O filme coloca como pano de fundo algumas alfinetadas de indignação com o governo Donald Trump e suas fanfarronices sofocantes. O antissemitismo é apresentado como um ingrediente corrosivo dentro da própria família judia como um questionamento interessante. Há boas tiradas de humor para intercalar com os momentos tensos e melancólicos até o desfecho pouco convencional, considerando as circunstâncias do que será melhor para todos, ainda que um politicamente correto típico de uma sociedade de aparências e hipócrita. A luz no fim do túnel é o indicativo primordial de que nunca é tarde para recomeçar e tentar de novo e sempre, como manda o tradicional manual de reconstrução. Mesmo que haja dissabores como elementos próprios de transformação. As inequívocas circunstâncias da alma e do coração com o amor, o ardor e a dor, a angústia e o prazer entrelaçados, que são criados através de momentos de beleza e tristeza como uma poesia.
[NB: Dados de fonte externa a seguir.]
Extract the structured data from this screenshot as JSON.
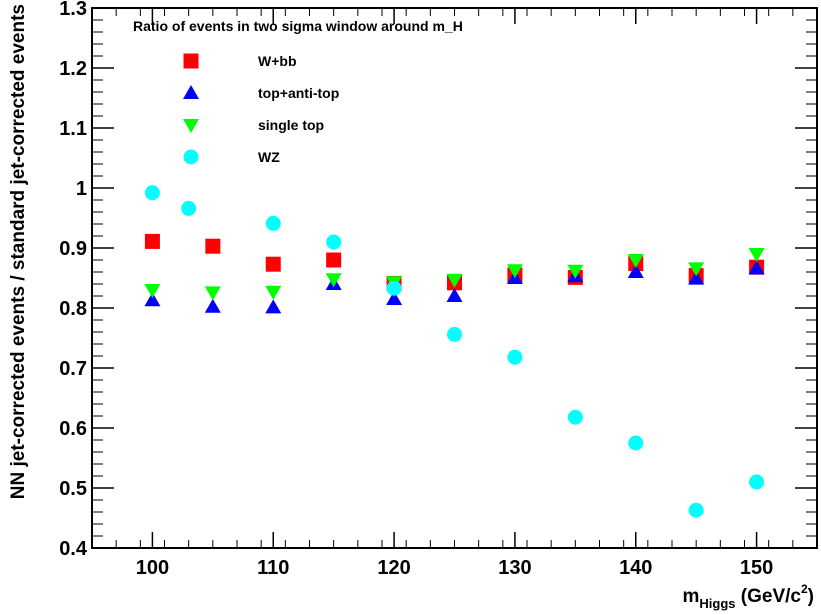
{
  "chart_data": {
    "type": "scatter",
    "title": "Ratio of events in two sigma window around m_H",
    "xlabel": {
      "main": "m",
      "sub": "Higgs",
      "unit_pre": " (GeV/c",
      "sup": "2",
      "unit_post": ")"
    },
    "ylabel": "NN jet-corrected events / standard jet-corrected events",
    "xlim": [
      95,
      155
    ],
    "ylim": [
      0.4,
      1.3
    ],
    "xticks": [
      100,
      110,
      120,
      130,
      140,
      150
    ],
    "xtick_labels": [
      "100",
      "110",
      "120",
      "130",
      "140",
      "150"
    ],
    "yticks": [
      0.4,
      0.5,
      0.6,
      0.7,
      0.8,
      0.9,
      1.0,
      1.1,
      1.2,
      1.3
    ],
    "ytick_labels": [
      "0.4",
      "0.5",
      "0.6",
      "0.7",
      "0.8",
      "0.9",
      "1",
      "1.1",
      "1.2",
      "1.3"
    ],
    "grid": false,
    "legend_position": "top-left",
    "series": [
      {
        "name": "W+bb",
        "marker": "square",
        "color": "#ff0000",
        "points": [
          [
            100,
            0.911
          ],
          [
            105,
            0.903
          ],
          [
            110,
            0.873
          ],
          [
            115,
            0.88
          ],
          [
            120,
            0.841
          ],
          [
            125,
            0.842
          ],
          [
            130,
            0.855
          ],
          [
            135,
            0.851
          ],
          [
            140,
            0.874
          ],
          [
            145,
            0.854
          ],
          [
            150,
            0.868
          ]
        ]
      },
      {
        "name": "top+anti-top",
        "marker": "triangle-up",
        "color": "#0000ff",
        "points": [
          [
            100,
            0.813
          ],
          [
            105,
            0.802
          ],
          [
            110,
            0.801
          ],
          [
            115,
            0.84
          ],
          [
            120,
            0.815
          ],
          [
            125,
            0.82
          ],
          [
            130,
            0.85
          ],
          [
            135,
            0.853
          ],
          [
            140,
            0.86
          ],
          [
            145,
            0.849
          ],
          [
            150,
            0.866
          ]
        ]
      },
      {
        "name": "single top",
        "marker": "triangle-down",
        "color": "#00ff00",
        "points": [
          [
            100,
            0.83
          ],
          [
            105,
            0.826
          ],
          [
            110,
            0.827
          ],
          [
            115,
            0.848
          ],
          [
            120,
            0.843
          ],
          [
            125,
            0.847
          ],
          [
            130,
            0.863
          ],
          [
            135,
            0.862
          ],
          [
            140,
            0.88
          ],
          [
            145,
            0.866
          ],
          [
            150,
            0.89
          ]
        ]
      },
      {
        "name": "WZ",
        "marker": "circle",
        "color": "#00ffff",
        "points": [
          [
            100,
            0.992
          ],
          [
            103,
            0.966
          ],
          [
            110,
            0.941
          ],
          [
            115,
            0.91
          ],
          [
            120,
            0.833
          ],
          [
            125,
            0.756
          ],
          [
            130,
            0.718
          ],
          [
            135,
            0.618
          ],
          [
            140,
            0.575
          ],
          [
            145,
            0.463
          ],
          [
            150,
            0.51
          ]
        ]
      }
    ]
  }
}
Dentro de uma proposta aparentemente simples, na qual está presente o objeto fundamental do estado emocional complexo envolvente de um sentimento provocado em relação ao medo da perda pela traição (mais que a própria morte) da pessoa a ser amada.

O diretor disseca por uma lúcida reflexão os atritos das relações surgidas no cotidiano do amor e da perda em toda sua extensão com os vínculos afetivos decorrentes. Vida de Fantasia reflete a solidão, o etarismo, a ética aranhada e a traição que estão presentes nos personagens envolvidos ao representar em seus papéis da vida no dia a dia e da dúvida sempre entrelaçados no realismo lançado dentro de uma verdade inafastável e onipresente na vida daquelas criaturas sofridas pela incerteza do amanhã. Como uma simbologia da existência pelo rompimento, a reconciliação de um outro personagem mergulhado na incerteza, além das idas e vindas nas relações turbulentas. Há simplicidade com os romances desfeitos e refeitos, o que dá realismo e alma ao drama vivido. São as escolhas livres ou não e as consequências que os personagens irão assumir. A tentativa de uma grande paixão, a infidelidade fugaz no prazer sexual, além do desconforto da traição que são contextualizados para uma reflexão sem preconceitos ou moralismos tacanhos, desenvolve essencialmente um filme sobre a tristeza do ser humano e sua proximidade com a vida angustiada do amor. É boa a dose de emoção, neste aspecto estão presentes as grandes virtudes desta trama que deixa fluir os traços de uma realidade dolorida e prazerosa.